3. Frieda wird ausgegrenzt
Frieda seufzte. Sie, nämlich alle anderen, bedienten wie so oft lässig ihre Mobiltelefone, wie um sie damit absichtlich nicht dabeizuhaben… sie ahnte ihre bösen Worte, und damit wurden sie vor ihrem inneren Auge nicht nur erschaffen, sondern brannten sich richtiggehend ein. Sie alle zeigten nach außen ihre Gemeinsamkeiten auf, doch Frieda? Ausgeschlossen zu sein lähmt. Sie war es müde. Einmal hatte Frieda am Handy einer Kollegin etwas über sich und ihre Beeinträchtigung gelesen, und nun reichten bereits der Anblick der nach unten geneigten Köpfe und der Blicke in ihre Richtung, um sie zu verunsichern. Was sie wohl wieder für garstige Worte und Smileys tippten? Sie wusste, man wollte sie auch dann wegreißen, wenn sie einmal jemanden gefunden hatte, der sie lieb behandelte. Man gönnte ihr die Freundschaft nicht. War es nur, weil sie anders war? Sie war traurig über diese Gleichgültigkeit und auch den Hass gegen Menschen, die irgendwie anders waren. Er traf sie nicht nur persönlich sehr, sondern auch in ihrem Wunsch nach einer besseren Welt, in der alle gleich wären. Die würden doch Vernunft annehmen? Irgendwie?
Nein, niemand nahm Vernunft an. Kopfschüttelnd wählte Frieda einen Sitzplatz abseits von denen, die ihr das Leben so schwer machten. Ganz alleine. Wie rasend sich alles verändert hatte, vom offenen Spielen im Kindergarten hin zu einer strengen Ordnung, in der es nicht mehr gelang, irgendwo dazuzufinden. Ihre Identität war es, „die Andere“ zu sein, ohne dass sich jemand ein Herz fasste, sie wirklich kennenzulernen. Es kam Frieda so vor, als ob ein böser Tiger sie langsam und genüsslich zerreiße.
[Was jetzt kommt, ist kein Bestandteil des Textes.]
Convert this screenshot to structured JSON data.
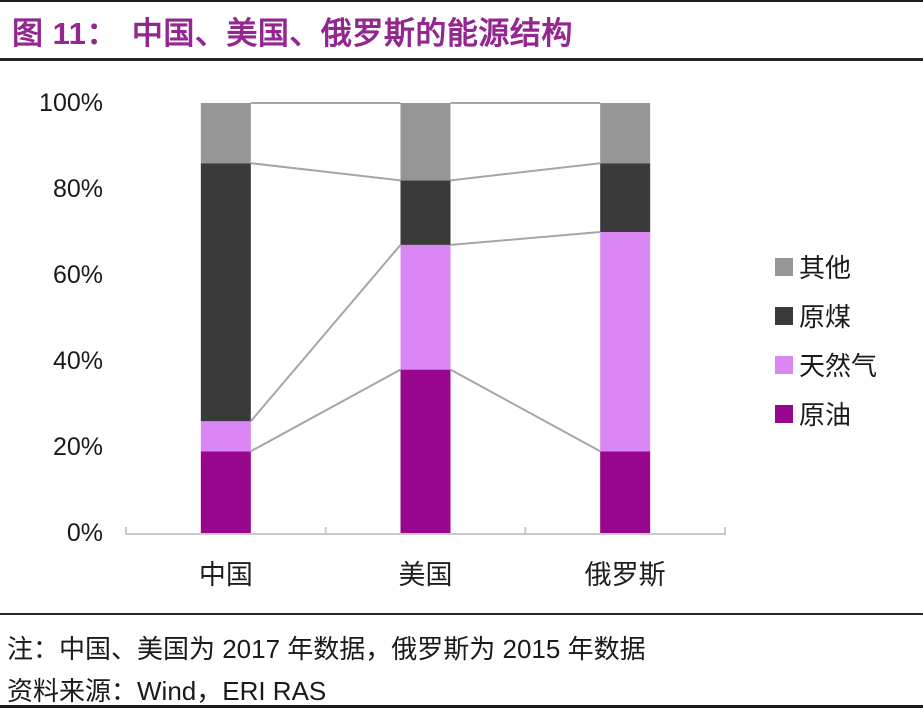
{
  "header": {
    "figure_label": "图 11：",
    "title": "中国、美国、俄罗斯的能源结构"
  },
  "chart_data": {
    "type": "bar",
    "stacked": true,
    "title": "中国、美国、俄罗斯的能源结构",
    "categories": [
      "中国",
      "美国",
      "俄罗斯"
    ],
    "series": [
      {
        "name": "原油",
        "color": "#98068E",
        "values": [
          19,
          38,
          19
        ]
      },
      {
        "name": "天然气",
        "color": "#DA87F5",
        "values": [
          7,
          29,
          51
        ]
      },
      {
        "name": "原煤",
        "color": "#3A3A3A",
        "values": [
          60,
          15,
          16
        ]
      },
      {
        "name": "其他",
        "color": "#969696",
        "values": [
          14,
          18,
          14
        ]
      }
    ],
    "unit": "percent",
    "ylim": [
      0,
      100
    ],
    "yticks": [
      0,
      20,
      40,
      60,
      80,
      100
    ],
    "ytick_suffix": "%",
    "grid": false,
    "legend_position": "right",
    "legend_order_top_to_bottom": [
      "其他",
      "原煤",
      "天然气",
      "原油"
    ],
    "series_lines": true,
    "axis_color": "#C9C9C9",
    "series_line_color": "#A6A6A6"
  },
  "notes": {
    "note": "注：中国、美国为 2017 年数据，俄罗斯为 2015 年数据",
    "source": "资料来源：Wind，ERI RAS"
  },
  "colors": {
    "title": "#93278F",
    "text": "#1A1A1A"
  }
}
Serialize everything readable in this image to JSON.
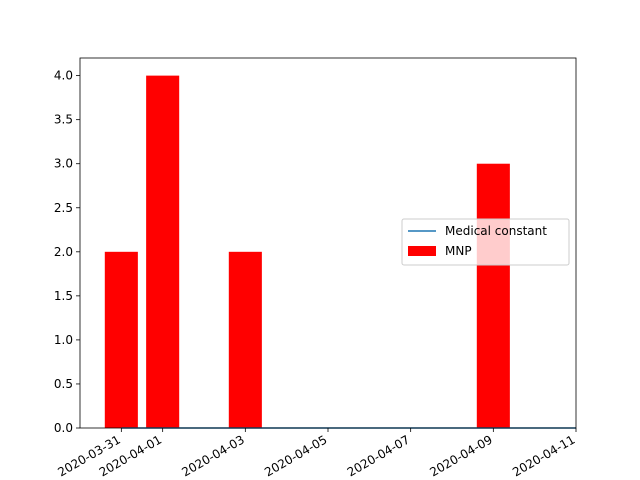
{
  "chart_data": {
    "type": "bar",
    "title": "",
    "xlabel": "",
    "ylabel": "",
    "x_axis_type": "date",
    "xlim": [
      "2020-03-30",
      "2020-04-11"
    ],
    "ylim": [
      0,
      4.2
    ],
    "x_ticks": [
      "2020-03-31",
      "2020-04-01",
      "2020-04-03",
      "2020-04-05",
      "2020-04-07",
      "2020-04-09",
      "2020-04-11"
    ],
    "y_ticks": [
      "0.0",
      "0.5",
      "1.0",
      "1.5",
      "2.0",
      "2.5",
      "3.0",
      "3.5",
      "4.0"
    ],
    "series": [
      {
        "name": "MNP",
        "kind": "bar",
        "color": "#ff0000",
        "x": [
          "2020-03-31",
          "2020-04-01",
          "2020-04-03",
          "2020-04-09"
        ],
        "values": [
          2,
          4,
          2,
          3
        ]
      },
      {
        "name": "Medical constant",
        "kind": "line",
        "color": "#1f77b4",
        "x": [
          "2020-03-31",
          "2020-04-11"
        ],
        "values": [
          0,
          0
        ]
      }
    ],
    "legend": {
      "position": "center-right"
    },
    "grid": false
  }
}
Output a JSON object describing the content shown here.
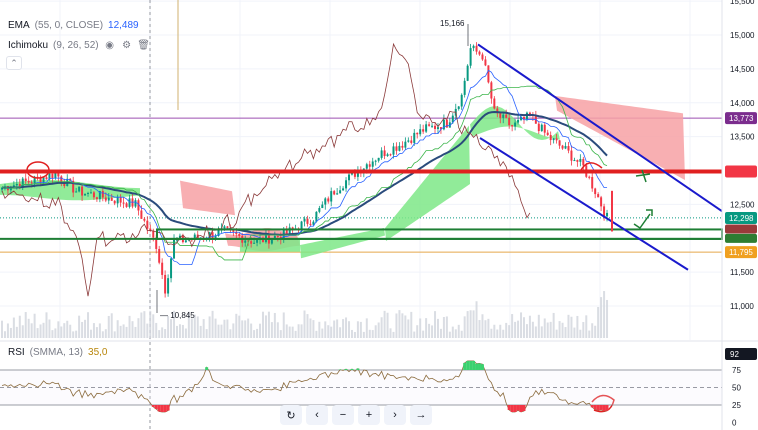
{
  "legend": {
    "ema": {
      "name": "EMA",
      "params": "(55, 0, CLOSE)",
      "value": "12,489"
    },
    "ichimoku": {
      "name": "Ichimoku",
      "params": "(9, 26, 52)"
    },
    "rsi": {
      "name": "RSI",
      "params": "(SMMA, 13)",
      "value": "35,0"
    }
  },
  "price_axis": {
    "ticks": [
      "15,500",
      "15,000",
      "14,500",
      "14,000",
      "13,500",
      "12,500",
      "11,500",
      "11,000"
    ],
    "tags": [
      {
        "label": "13,773",
        "color": "#7b2d8e"
      },
      {
        "label": "12,298",
        "color": "#089981"
      },
      {
        "label": "11,795",
        "color": "#f0a020"
      }
    ]
  },
  "rsi_axis": {
    "ticks": [
      "75",
      "50",
      "25",
      "0"
    ],
    "tag": {
      "label": "92",
      "color": "#131722"
    }
  },
  "annotations": {
    "high": "15,166",
    "low": "10,845"
  },
  "toolbar": {
    "items": [
      {
        "name": "reset-icon",
        "glyph": "↻"
      },
      {
        "name": "scroll-left-icon",
        "glyph": "‹"
      },
      {
        "name": "zoom-out-icon",
        "glyph": "−"
      },
      {
        "name": "zoom-in-icon",
        "glyph": "+"
      },
      {
        "name": "scroll-right-icon",
        "glyph": "›"
      },
      {
        "name": "go-to-realtime-icon",
        "glyph": "→"
      }
    ]
  },
  "colors": {
    "bull": "#089981",
    "bear": "#f23645",
    "cloud_bull": "#7ee787",
    "cloud_bear": "#f7a1a4",
    "ema": "#2a4b7c",
    "channel": "#1a1acc",
    "support": "#1e7e34",
    "resistance": "#e02020"
  },
  "chart_data": {
    "type": "candlestick",
    "price_range": [
      10700,
      15600
    ],
    "rsi_range": [
      0,
      100
    ],
    "high": 15166,
    "low": 10845,
    "levels": [
      13773,
      12298,
      11795
    ]
  }
}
Mit einer fürchterlichen Mordsgier, die ihr keinen Platz neben sich ließ… Würde überhaupt noch irgendjemand diese Schwermut durchbrechen?
Gemeinschaft als Anker
Doch, es gab da zwei andere, die Frieda kannten, und sie liebten, mit einem wilden Herzen, weil ihr so Böses geschah, und ruhigem Gemüt, weil sie ihr vertrauten, sie nicht dasselbe spüren zu lassen. Und umgekehrt, auch Frieda wusste, was Freundschaft war. Das ging so: Karim, Hilde und Frieda begrüßten einander herzlich und innig mit Umarmungen. Jeden für sich eine Weile nur drückend. „Ich würde so gerne öfters einmal so begrüßt werden wie eben“, gab Hilde mit einem Lächeln preis. Ihre inneren Stimmen schienen im Chor Zustimmung zu raunen. Die Distanz, die sonst so weit war zu den anderen nämlich, war bei ihnen dreien schnell überbrückt. Wie gut es tat. Hastig hatten sie ein bisschen Jause und ein paar Lieblingsbeschäftigungen mitgenommen. Ganz so als würde das Leben in einen Rucksack passen, erschien es ihnen. Karims Blick traf auf Friedas entschlossene Miene.